= Johann Heinrich Loewe =

Austrian philosopher

Johann Heinrich Loewe (December 12, 1808 - January 15, 1892) was an Austrian philosopher born in Prague. Dr. and k.k. Professor of philosophie, Wife Magdalena Babitsch, born in Vienna 1814, dead 17.9.1880 in Gross-Gmain. 3 daughters,

From 1839 to 1851 he was a professor of philosophy in Salzburg, and in 1851 was appointed professor of theoretical and moral philosophy at the University of Prague. He was a prominent supporter of philosopher Anton Günther, and author of a biography on minister Johann Emanuel Veith (Johann Emanuel Veith. Eine Biographie, 1879). Other noted works by Loewe include:
- Über den Begriff der Logik, (On the perception of logic), 1849
- Das spekulative System des René Descartes, (The speculative system of René Descartes), 1854
- Die Philosophie Fichtes.
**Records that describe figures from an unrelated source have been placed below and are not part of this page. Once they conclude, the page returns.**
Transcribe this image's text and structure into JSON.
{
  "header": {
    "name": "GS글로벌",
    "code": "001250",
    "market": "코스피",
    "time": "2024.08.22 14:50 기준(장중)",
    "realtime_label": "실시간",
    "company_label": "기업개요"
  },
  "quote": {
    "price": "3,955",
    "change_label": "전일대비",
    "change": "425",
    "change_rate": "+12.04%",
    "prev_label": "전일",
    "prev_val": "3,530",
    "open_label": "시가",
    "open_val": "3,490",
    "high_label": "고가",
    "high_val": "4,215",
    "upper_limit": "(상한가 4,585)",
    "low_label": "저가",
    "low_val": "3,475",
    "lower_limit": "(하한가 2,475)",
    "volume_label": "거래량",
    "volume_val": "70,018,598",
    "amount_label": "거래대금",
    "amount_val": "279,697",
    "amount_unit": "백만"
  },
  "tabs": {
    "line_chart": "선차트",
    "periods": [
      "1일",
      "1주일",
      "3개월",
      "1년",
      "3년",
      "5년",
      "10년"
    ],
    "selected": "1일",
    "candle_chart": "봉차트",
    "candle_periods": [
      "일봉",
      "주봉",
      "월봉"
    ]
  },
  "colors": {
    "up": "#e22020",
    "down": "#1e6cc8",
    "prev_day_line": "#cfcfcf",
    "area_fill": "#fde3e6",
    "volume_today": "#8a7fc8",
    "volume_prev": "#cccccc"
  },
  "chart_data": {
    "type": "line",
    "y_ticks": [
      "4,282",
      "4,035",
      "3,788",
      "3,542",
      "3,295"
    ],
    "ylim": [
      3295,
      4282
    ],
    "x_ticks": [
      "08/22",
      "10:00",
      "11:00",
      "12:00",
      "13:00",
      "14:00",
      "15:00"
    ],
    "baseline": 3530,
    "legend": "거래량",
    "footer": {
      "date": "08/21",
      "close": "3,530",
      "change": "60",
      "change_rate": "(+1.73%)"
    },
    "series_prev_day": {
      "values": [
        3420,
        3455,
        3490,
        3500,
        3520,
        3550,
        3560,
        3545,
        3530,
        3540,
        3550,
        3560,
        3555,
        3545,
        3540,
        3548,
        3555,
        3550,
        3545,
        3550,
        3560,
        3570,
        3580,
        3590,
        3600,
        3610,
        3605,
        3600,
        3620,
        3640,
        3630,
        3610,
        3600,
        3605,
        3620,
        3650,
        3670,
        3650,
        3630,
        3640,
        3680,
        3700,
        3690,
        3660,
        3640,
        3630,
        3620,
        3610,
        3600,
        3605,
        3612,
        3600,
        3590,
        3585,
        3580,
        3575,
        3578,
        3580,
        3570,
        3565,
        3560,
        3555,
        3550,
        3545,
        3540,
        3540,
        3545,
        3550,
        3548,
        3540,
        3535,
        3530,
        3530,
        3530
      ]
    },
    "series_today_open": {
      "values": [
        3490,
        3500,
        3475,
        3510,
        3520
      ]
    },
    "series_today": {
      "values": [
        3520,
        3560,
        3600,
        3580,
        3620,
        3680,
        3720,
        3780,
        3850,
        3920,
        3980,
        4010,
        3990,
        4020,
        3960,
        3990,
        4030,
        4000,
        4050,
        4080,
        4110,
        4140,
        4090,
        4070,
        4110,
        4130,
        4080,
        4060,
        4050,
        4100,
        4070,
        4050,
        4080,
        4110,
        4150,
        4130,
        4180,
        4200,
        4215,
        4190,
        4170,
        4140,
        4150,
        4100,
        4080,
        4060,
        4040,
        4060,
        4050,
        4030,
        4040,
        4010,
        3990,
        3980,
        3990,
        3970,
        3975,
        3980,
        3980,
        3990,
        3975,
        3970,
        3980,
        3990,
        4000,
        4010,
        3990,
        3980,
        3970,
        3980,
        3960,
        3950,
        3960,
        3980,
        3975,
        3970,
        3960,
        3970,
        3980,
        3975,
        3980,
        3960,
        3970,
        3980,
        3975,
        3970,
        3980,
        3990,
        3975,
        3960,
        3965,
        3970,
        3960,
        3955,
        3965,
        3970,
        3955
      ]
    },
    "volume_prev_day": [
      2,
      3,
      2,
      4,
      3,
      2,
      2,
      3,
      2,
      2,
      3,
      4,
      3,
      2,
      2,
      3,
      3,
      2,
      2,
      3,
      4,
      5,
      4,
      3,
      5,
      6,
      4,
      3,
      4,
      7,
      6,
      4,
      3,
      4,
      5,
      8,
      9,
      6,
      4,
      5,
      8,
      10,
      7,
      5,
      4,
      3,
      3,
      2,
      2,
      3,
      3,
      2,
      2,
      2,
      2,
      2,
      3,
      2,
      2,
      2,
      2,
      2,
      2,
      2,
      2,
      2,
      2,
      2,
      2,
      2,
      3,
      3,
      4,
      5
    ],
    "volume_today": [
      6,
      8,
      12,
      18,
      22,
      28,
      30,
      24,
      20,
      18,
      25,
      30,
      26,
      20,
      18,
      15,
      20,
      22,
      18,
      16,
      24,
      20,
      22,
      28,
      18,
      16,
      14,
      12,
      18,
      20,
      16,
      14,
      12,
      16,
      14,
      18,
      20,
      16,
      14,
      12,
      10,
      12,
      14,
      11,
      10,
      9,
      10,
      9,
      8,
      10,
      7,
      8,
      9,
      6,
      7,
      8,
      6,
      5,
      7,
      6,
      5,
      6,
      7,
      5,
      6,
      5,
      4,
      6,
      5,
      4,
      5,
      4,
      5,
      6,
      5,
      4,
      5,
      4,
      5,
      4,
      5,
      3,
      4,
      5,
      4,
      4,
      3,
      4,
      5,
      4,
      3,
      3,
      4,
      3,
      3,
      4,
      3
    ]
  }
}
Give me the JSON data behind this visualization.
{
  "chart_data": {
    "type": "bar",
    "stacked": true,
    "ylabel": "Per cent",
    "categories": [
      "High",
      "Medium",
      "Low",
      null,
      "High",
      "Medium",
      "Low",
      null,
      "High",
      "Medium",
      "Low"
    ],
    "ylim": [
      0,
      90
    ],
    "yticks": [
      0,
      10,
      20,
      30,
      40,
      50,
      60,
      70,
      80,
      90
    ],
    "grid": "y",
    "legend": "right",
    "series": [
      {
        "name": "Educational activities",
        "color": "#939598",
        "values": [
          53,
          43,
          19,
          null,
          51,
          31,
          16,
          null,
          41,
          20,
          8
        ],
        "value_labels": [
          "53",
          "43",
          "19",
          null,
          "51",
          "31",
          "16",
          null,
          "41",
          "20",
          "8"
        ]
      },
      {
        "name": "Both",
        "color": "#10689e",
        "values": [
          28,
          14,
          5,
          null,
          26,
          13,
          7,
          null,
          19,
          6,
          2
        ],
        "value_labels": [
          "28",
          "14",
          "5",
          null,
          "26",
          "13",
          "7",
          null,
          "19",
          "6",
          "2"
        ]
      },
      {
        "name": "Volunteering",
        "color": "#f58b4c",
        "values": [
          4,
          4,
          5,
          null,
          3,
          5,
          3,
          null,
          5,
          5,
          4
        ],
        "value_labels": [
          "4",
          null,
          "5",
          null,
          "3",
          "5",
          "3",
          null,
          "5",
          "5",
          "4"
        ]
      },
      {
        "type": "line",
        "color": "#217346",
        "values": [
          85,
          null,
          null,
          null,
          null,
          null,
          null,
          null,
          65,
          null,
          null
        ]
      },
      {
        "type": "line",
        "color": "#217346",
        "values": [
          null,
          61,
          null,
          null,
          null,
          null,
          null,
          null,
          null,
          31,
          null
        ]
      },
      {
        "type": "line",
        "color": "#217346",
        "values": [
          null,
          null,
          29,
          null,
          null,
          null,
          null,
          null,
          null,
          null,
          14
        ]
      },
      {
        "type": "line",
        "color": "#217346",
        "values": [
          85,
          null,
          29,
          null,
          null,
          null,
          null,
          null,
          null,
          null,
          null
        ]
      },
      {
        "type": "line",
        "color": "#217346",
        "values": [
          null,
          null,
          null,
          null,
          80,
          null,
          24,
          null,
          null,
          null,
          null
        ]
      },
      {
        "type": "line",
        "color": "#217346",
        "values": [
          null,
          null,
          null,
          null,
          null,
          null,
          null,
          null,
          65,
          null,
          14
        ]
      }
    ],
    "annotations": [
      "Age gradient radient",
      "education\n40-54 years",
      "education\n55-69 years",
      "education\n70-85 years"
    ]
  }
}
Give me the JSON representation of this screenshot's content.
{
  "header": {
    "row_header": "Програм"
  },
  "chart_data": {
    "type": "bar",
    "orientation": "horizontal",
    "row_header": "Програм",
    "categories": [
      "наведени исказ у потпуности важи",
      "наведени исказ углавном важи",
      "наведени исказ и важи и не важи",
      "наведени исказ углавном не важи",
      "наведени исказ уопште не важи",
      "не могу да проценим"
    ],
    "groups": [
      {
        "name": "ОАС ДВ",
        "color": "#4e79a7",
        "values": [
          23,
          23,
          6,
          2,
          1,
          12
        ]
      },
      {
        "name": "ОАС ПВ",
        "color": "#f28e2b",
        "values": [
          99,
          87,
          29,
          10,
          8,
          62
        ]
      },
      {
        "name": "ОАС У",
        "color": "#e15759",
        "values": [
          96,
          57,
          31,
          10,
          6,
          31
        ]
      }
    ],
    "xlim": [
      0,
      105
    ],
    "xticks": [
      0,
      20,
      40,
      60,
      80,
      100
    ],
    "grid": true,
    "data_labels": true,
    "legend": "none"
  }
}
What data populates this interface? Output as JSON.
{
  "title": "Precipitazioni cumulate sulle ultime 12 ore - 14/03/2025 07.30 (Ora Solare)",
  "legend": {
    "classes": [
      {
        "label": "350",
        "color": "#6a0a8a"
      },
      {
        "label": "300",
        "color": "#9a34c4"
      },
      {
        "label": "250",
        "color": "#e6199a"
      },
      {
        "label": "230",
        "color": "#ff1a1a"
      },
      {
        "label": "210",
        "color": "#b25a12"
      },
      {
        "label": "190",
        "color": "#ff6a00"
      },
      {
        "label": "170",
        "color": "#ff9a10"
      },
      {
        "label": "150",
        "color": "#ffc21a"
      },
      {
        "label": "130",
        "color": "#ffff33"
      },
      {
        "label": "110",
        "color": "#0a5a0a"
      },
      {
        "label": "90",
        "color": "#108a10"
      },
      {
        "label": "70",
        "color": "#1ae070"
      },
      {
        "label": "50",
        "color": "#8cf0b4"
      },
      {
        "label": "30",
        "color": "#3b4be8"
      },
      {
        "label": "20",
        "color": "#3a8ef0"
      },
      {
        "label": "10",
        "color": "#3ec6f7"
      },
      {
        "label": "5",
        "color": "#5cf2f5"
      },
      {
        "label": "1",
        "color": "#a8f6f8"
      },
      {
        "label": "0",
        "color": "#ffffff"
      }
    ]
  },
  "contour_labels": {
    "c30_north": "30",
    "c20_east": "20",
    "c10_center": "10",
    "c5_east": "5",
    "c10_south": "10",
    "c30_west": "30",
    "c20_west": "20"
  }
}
Mit einem Anhange über des Gottesbegriff Spinozas (The philosophy of Fichte, with an appendix on Spinoza's concept of God), 1862
- Der Kampf zwischen dem Realismus und Nominalismus im Mittelalter, sein Ursprung und sein Verlauf, (The struggle between realism and nominalism in the Middle Ages, its origin and its behaviour), 1876
- Lehrbuch der Logik, (Textbook of logic), 1881
- Die speculative Idee der Freiheit, ihre Widersacher, ihre praktische Verwertung, (The speculative idea of freedom, its antagonists, its practical application), 1890.